As a parent (x4!) who has spent a lot of time -- a whooooole lot... (oy) -- coaching youth sports, I have a pathetic familiarity with a lot of the emotions Sherman describes, and I like to think that I've come to share at least some of his values and beliefs. At least I hope so, because when I read Sherman's letter I want to send it to every coach I've ever worked with or against and shout "See!?! THIS is what I've been saying -- THIS is what it's about! THIS is why we're really here -- not for some silly damned plastic and fake marble trophy or some stupid aluminim medal or some bilious scrap of colored ribbon!"
When I read this:
We must never lose sight, however, that with the opportunity to coach these young men and experience victory together, there also comes the huge responsibility to make a difference in their lives. We must never lose sight of the fact: "once their coach always their coach." Where others may have failed them, we as coaches cannot. Where others have created mistrust, we must bring trust. Where others have created disrespect, we must bring respect. Where others have let them down, we must support them. We owe that to them regardless of their talent or ability. We owe that to them regardless of wins and losses.

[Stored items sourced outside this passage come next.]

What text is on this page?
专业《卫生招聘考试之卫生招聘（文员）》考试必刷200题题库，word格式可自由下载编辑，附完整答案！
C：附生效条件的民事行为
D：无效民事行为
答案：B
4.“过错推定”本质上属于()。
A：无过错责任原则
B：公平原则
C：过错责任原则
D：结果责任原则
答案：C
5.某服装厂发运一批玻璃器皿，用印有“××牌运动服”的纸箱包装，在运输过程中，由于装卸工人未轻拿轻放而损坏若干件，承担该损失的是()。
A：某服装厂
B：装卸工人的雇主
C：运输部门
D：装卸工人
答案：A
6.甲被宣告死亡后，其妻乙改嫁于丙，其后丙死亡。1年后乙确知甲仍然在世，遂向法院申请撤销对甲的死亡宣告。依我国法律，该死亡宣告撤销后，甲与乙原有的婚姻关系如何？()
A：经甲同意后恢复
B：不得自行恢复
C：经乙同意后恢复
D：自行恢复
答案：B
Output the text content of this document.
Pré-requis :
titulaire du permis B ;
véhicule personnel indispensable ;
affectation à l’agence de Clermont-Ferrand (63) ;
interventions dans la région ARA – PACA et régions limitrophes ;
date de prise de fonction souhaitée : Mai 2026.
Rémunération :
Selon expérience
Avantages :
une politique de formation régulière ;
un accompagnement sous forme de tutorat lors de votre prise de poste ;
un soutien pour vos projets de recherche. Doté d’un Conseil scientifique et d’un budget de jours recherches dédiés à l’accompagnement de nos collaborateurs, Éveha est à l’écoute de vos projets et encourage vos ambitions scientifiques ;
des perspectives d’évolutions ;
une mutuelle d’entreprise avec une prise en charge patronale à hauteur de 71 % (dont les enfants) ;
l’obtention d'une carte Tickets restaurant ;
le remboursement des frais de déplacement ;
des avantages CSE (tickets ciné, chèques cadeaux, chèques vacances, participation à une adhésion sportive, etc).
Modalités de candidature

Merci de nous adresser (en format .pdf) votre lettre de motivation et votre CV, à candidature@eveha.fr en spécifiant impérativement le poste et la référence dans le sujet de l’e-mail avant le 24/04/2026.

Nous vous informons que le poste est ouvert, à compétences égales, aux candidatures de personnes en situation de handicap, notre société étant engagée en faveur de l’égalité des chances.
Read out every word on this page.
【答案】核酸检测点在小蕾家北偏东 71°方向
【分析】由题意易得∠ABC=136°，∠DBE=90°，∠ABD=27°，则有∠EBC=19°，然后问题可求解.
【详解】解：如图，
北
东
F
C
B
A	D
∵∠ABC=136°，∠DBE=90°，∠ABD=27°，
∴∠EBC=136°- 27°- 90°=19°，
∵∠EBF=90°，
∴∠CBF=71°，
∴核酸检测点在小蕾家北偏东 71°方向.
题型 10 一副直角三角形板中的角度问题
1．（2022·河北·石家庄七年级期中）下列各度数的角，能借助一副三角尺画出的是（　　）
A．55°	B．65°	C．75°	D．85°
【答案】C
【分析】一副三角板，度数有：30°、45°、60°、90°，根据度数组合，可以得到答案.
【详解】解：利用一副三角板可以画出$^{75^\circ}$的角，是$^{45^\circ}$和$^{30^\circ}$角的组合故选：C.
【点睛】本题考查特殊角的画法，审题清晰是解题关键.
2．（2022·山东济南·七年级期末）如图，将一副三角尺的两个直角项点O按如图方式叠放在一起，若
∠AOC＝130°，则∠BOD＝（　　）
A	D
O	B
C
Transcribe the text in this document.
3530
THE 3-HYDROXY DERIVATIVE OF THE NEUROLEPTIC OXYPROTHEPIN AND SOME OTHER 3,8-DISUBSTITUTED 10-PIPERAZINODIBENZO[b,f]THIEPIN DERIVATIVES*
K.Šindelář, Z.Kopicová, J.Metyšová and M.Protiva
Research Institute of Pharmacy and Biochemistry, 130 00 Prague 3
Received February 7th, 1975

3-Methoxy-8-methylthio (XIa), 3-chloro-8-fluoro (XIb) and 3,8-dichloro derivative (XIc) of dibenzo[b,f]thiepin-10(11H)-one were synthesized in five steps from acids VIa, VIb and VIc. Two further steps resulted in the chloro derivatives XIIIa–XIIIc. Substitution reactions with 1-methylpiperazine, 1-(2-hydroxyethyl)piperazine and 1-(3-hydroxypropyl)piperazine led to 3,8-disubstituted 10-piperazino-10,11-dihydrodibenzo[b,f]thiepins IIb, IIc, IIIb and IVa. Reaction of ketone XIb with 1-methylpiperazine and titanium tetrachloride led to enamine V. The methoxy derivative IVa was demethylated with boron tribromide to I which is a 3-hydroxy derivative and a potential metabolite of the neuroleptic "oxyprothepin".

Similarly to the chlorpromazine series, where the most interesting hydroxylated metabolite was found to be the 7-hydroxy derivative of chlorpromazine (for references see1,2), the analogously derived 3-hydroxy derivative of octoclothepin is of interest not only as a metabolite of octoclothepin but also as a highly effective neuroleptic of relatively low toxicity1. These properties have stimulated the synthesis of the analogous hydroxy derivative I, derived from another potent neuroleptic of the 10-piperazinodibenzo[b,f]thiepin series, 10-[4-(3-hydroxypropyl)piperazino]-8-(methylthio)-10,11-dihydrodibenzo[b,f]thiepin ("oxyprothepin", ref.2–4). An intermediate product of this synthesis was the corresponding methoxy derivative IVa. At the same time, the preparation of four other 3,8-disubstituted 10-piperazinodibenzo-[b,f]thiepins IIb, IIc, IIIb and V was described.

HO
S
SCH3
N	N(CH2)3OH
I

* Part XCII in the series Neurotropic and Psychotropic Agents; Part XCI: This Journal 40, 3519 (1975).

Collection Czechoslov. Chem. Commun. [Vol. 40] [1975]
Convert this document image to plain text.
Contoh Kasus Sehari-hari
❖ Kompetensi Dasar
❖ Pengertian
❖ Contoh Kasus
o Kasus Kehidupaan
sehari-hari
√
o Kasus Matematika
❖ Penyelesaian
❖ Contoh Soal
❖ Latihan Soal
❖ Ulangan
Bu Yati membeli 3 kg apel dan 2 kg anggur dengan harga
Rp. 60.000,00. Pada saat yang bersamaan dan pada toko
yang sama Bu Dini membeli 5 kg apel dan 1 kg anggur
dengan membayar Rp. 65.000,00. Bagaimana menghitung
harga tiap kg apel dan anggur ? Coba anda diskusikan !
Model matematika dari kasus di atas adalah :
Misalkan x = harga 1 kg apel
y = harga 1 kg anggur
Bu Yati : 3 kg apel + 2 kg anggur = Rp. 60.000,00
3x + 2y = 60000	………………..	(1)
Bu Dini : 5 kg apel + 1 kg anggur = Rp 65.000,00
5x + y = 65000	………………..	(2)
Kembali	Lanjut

I want to stand and cheer, as it reminds me that there is Hope and Good out there, and there are people out there fighting to defend these ideas, and there are men and women carrying these notions into the lives of hundreds of thousands of young kids who deserve to know and feel and experience and cherish all that should be most wonderful in Sport.
I have no idea where Coach Sherman will wind up in his next job, but I know these two things: whatever team he inherits will have the rare and wonderful opportunity to be led by a true gentleman, and I will become an immediate fan of whatever team he leads.
Thanks for your time in Aggieland, Coach.